In response to the original question, you should see if your state offers Post-Secondary Enrollment Option, often referred to as PSEO. This program lets honor students like your daughter take college classes on a college campus instead of high-school classes in their senior year. The state and school district pay for tuition & fees, though you may need to buy some books. A couple of my friends went to college full time in their senior year and basically had 25% of their degree paid for through this program. Certainly, this will be more expensive next year than home schooling or going to the other public school, but it's nothing compared to what you save by missing an entire year of college expenses. Long term, this is a fantastic value.

I really thought Paul Graham's essay " Why Nerds are Unpopular" perfectly described my experience in high school. In this essay, Graham makes the point that public schools are basically places to store children while (usually both) parents are off working. Anything they learn is purely secondary. That basically makes public schools prisons, which is exactly what my high school looked, felt and smelled like. The cruel, "bullying" schoolkid culture has gotten some publicity lately, but nobody seems to notice how similar the schoolkid culture is to gang-based prison culture, and for essentially the same reason: people forced against their will to be in a useless institution with tons of petty rules and bureaucracy with very little control over their own lives. Violent criminals may deserve to be in such a place, but I sure resented it when I was in high school.

Graham's advice to us nerds is to hang on and wait it out, because high school is a dystopian fantasyland that bears little resemblance to real life, which begins in college. Graham assures the kids that things will be instantly different in college, and again, this was my exact experience.

In my opinion, there is absolutely no positive value in the high school "social" experience. Get your kid out and into college where they can develop real relationships, where ideas and thinking is valued and where they can begin to see the bigger world that is around them. Aim higher than just a high school diploma or GED for your daughter and see if she can finish her last year of high school with a year head start in college.

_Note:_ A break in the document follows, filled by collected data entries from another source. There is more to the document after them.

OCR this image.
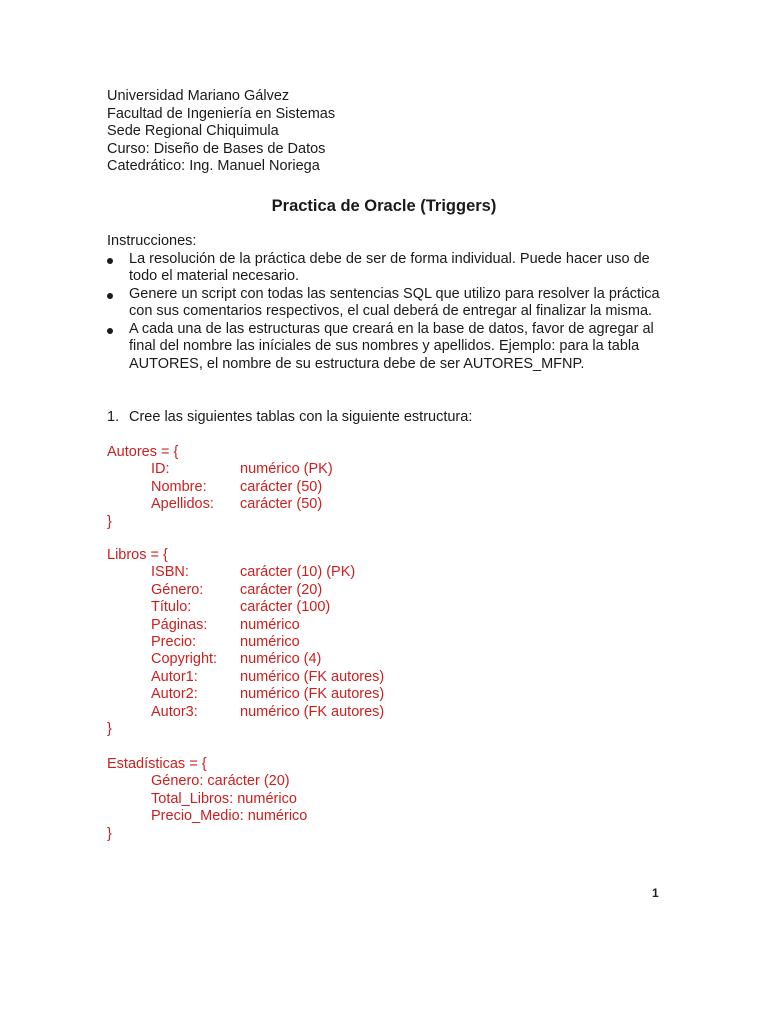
Universidad Mariano Gálvez
Facultad de Ingeniería en Sistemas
Sede Regional Chiquimula
Curso: Diseño de Bases de Datos
Catedrático: Ing. Manuel Noriega
Practica de Oracle (Triggers)
Instrucciones:
La resolución de la práctica debe de ser de forma individual. Puede hacer uso de todo el material necesario.
Genere un script con todas las sentencias SQL que utilizo para resolver la práctica con sus comentarios respectivos, el cual deberá de entregar al finalizar la misma.
A cada una de las estructuras que creará en la base de datos, favor de agregar al final del nombre las iníciales de sus nombres y apellidos. Ejemplo: para la tabla AUTORES, el nombre de su estructura debe de ser AUTORES_MFNP.
1. Cree las siguientes tablas con la siguiente estructura:
Autores = {
ID:	numérico (PK)
Nombre: carácter (50)
Apellidos: carácter (50)
}
Libros = {
ISBN:	carácter (10) (PK)
Género:	carácter (20)
Título:	carácter (100)
Páginas: numérico
Precio:	numérico
Copyright: numérico (4)
Autor1:	numérico (FK autores)
Autor2:	numérico (FK autores)
Autor3:	numérico (FK autores)
}
Estadísticas = {
Género: carácter (20)
Total_Libros: numérico
Precio_Medio: numérico
}
1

I also find the rest of the discussion on this topic very interesting. It's amazing how quickly the debate goes to school policy. As an anti-collectivist person, I can't help but point out that the root of the problem is having the federal government up to its neck in school policy. Not only does the federal government have no authority to meddle in schooling, but when it does, groups will battle for ideological control over curriculum.

Why not let individuals at the community level create the schools in the image they please? Let the Christians make Christian schools, and let the reason-minded create secular schools that actually prepare kids for the technical world. Then let the parents choose where to send their kids. If a community wants a public school, then let them build one and create a community school board to oversee it. When the federal bureaucracy controls things, we get schools in the image of drivers' license bureaus, watered down, inefficient behemoths that accomplish nothing except political correctness. The result is America ranked 37th in math education, despite being among the highest per-capita spenders on education. A genuine free market in schools and school labor would solve this almost overnight.

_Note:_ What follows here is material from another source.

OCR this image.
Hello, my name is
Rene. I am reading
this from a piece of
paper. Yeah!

Colleges don't escape federal meddling either. I hear many news stories about the "soaring costs of college", but not a single one manages to see the obvious cause. Just like government-created expansionist monetary policy of essentially zero interest rates caused a huge boom in housing prices, artificially-low interest student loans with easy qualification and ever-increasing limits are causing a boom in tuition prices. It's no more complicated than that. Money expansion leads to rising prices. Period.

The result is 22 and 23 year old college graduates saddled with over $100k in debt that can't be bankrupted away. That kind of debt, at that age, basically condemns a person to a hand-to-mouth life. Have you seen the studies that show how if a person in their twenties contributes to a retirement fund from 20 years old to 30 years old and then stops, and another person starts at 30 years old, then the 30 year old contributor will never catch the 20 year old in savings? That's compound interest, and the same applies to debt, only in reverse. Policies that encourage that level of indebtedness by young people are totally reprehensible.

I would also recommend the movie "Waiting for Superman", if you haven't seen it yet.